Models: Error reported to Coordinator: Nan in summary histogram for: ModelVars/BoxPredictor_5/ClassPredictor_depthwise/BatchNorm/moving_variance

Created on 11 May 2018 · 6Comments · Source: tensorflow/models

System information

What is the top-level directory of the model you are using: object-detection
Have I written custom code (as opposed to using a stock example script provided in TensorFlow):
OS Platform and Distribution (e.g., Linux Ubuntu 16.04): Linux Ubuntu 16.04
TensorFlow installed from (source or binary): binary
TensorFlow version (use command below): v1.8.0-0-g93bc2e2072 1.8.0
Bazel version (if compiling from source): --
CUDA/cuDNN version: 9.0, 7.1.3
GPU model and memory: Tesla P40, totalMemory: 22.38GiB freeMemory: 22.21GiB
Exact command to reproduce:

When I start to train my own image dataset using ssd_mobilenet_v2_coco_2018_03_29, after step 667 it throws below exceptions:

INFO:tensorflow:Error reported to Coordinator: Nan in summary histogram for: ModelVars/BoxPredictor_5/ClassPredictor_depthwise/BatchNorm/moving_variance
     [[Node: ModelVars/BoxPredictor_5/ClassPredictor_depthwise/BatchNorm/moving_variance = HistogramSummary[T=DT_FLOAT, _device="/job:localhost/replica:0/task:0/device:CPU:0"](ModelVars/BoxPredictor_5/ClassPredictor_depthwise/BatchNorm/moving_variance/tag, BoxPredictor_5/ClassPredictor_depthwise/BatchNorm/moving_variance/read)]]
     [[Node: FeatureExtractor/MobilenetV2/layer_19_2_Conv2d_5_3x3_s2_128/kernel/Regularizer/l2_regularizer/_119 = _Recv[client_terminated=false, recv_device="/job:localhost/replica:0/task:0/device:GPU:0", send_device="/job:localhost/replica:0/task:0/device:CPU:0", send_device_incarnation=1, tensor_name="edge_1124_...egularizer", tensor_type=DT_FLOAT, _device="/job:localhost/replica:0/task:0/device:GPU:0"]()]]

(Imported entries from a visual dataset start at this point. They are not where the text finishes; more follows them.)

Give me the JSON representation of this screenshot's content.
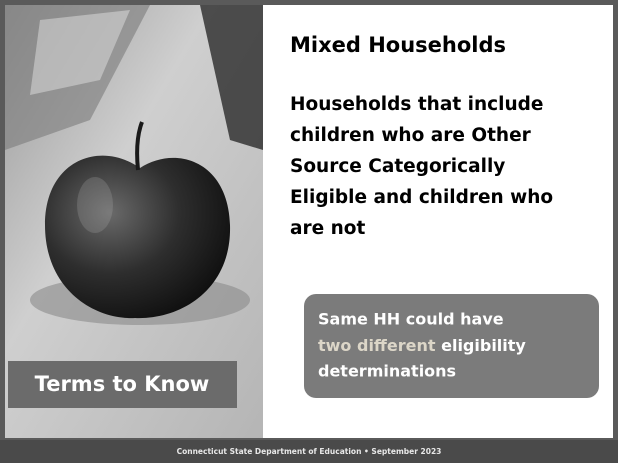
{
  "slide": {
    "title": "Mixed Households",
    "body_lines": [
      "Households that include",
      "children who are Other",
      "Source Categorically",
      "Eligible and children who",
      "are not"
    ],
    "callout": {
      "line1": "Same HH could have",
      "line2_highlight": "two different",
      "line2_rest": " eligibility",
      "line3": "determinations"
    },
    "label": "Terms to Know",
    "footer": "Connecticut State Department of Education • September 2023"
  }
}
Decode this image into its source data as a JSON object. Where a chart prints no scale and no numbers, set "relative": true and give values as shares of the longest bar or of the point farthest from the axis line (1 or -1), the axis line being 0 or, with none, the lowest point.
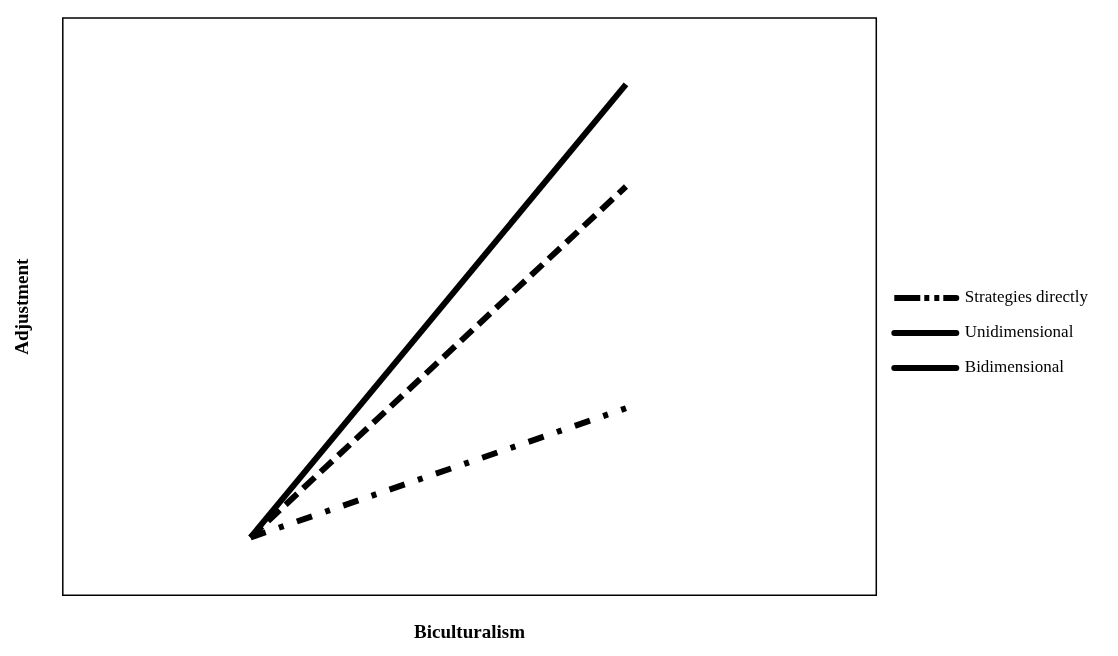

Caused by op 'ModelVars/BoxPredictor_5/ClassPredictor_depthwise/BatchNorm/moving_variance', defined at:
  File "train.py", line 167, in <module>
    tf.app.run()
  File "/home/adil/tensorflow/lib/python3.5/site-packages/tensorflow/python/platform/app.py", line 126, in run
    _sys.exit(main(argv))
  File "train.py", line 163, in main
    worker_job_name, is_chief, FLAGS.train_dir)
  File "/home/adil/workspace/models/research/object_detection/trainer.py", line 338, in train
    model_var.op.name, model_var))
  File "/home/adil/tensorflow/lib/python3.5/site-packages/tensorflow/python/summary/summary.py", line 203, in histogram
    tag=tag, values=values, name=scope)
  File "/home/adil/tensorflow/lib/python3.5/site-packages/tensorflow/python/ops/gen_logging_ops.py", line 283, in histogram_summary
    "HistogramSummary", tag=tag, values=values, name=name)
  File "/home/adil/tensorflow/lib/python3.5/site-packages/tensorflow/python/framework/op_def_library.py", line 787, in _apply_op_helper
    op_def=op_def)
  File "/home/adil/tensorflow/lib/python3.5/site-packages/tensorflow/python/framework/ops.py", line 3392, in create_op
    op_def=op_def)
  File "/home/adil/tensorflow/lib/python3.5/site-packages/tensorflow/python/framework/ops.py", line 1718, in __init__
    self._traceback = self._graph._extract_stack()  # pylint: disable=protected-access

InvalidArgumentError (see above for traceback): Nan in summary histogram for: ModelVars/BoxPredictor_5/ClassPredictor_depthwise/BatchNorm/moving_variance

What can be the reason, and how to fix? Thanks!!

Source

Bahramudin

Most helpful comment

I met this question too, when I modified the batch_size from 1 to some value bigger like 64, it's work

lighTQ on 14 Mar 2019

👍3 😄1

All 6 comments

I have the same problem, did you find the reason ? Thank you!

timoonboru on 30 Jul 2018

@timoonboru You can first check all the images are readable and it is not an interrupted image, some of the images even is an interrupted image also can be opened in Windows OS, but cannot in Linux. The best way to check all the images are OK is to use OpenCV read all the images and write is back to the disk with JPEG format if it was readable by OpenCV, then it means this image is OK, if not, then it will throw the problem above.

Bahramudin on 30 Jul 2018

Closing as this is resolved, free to reopen if problem persists.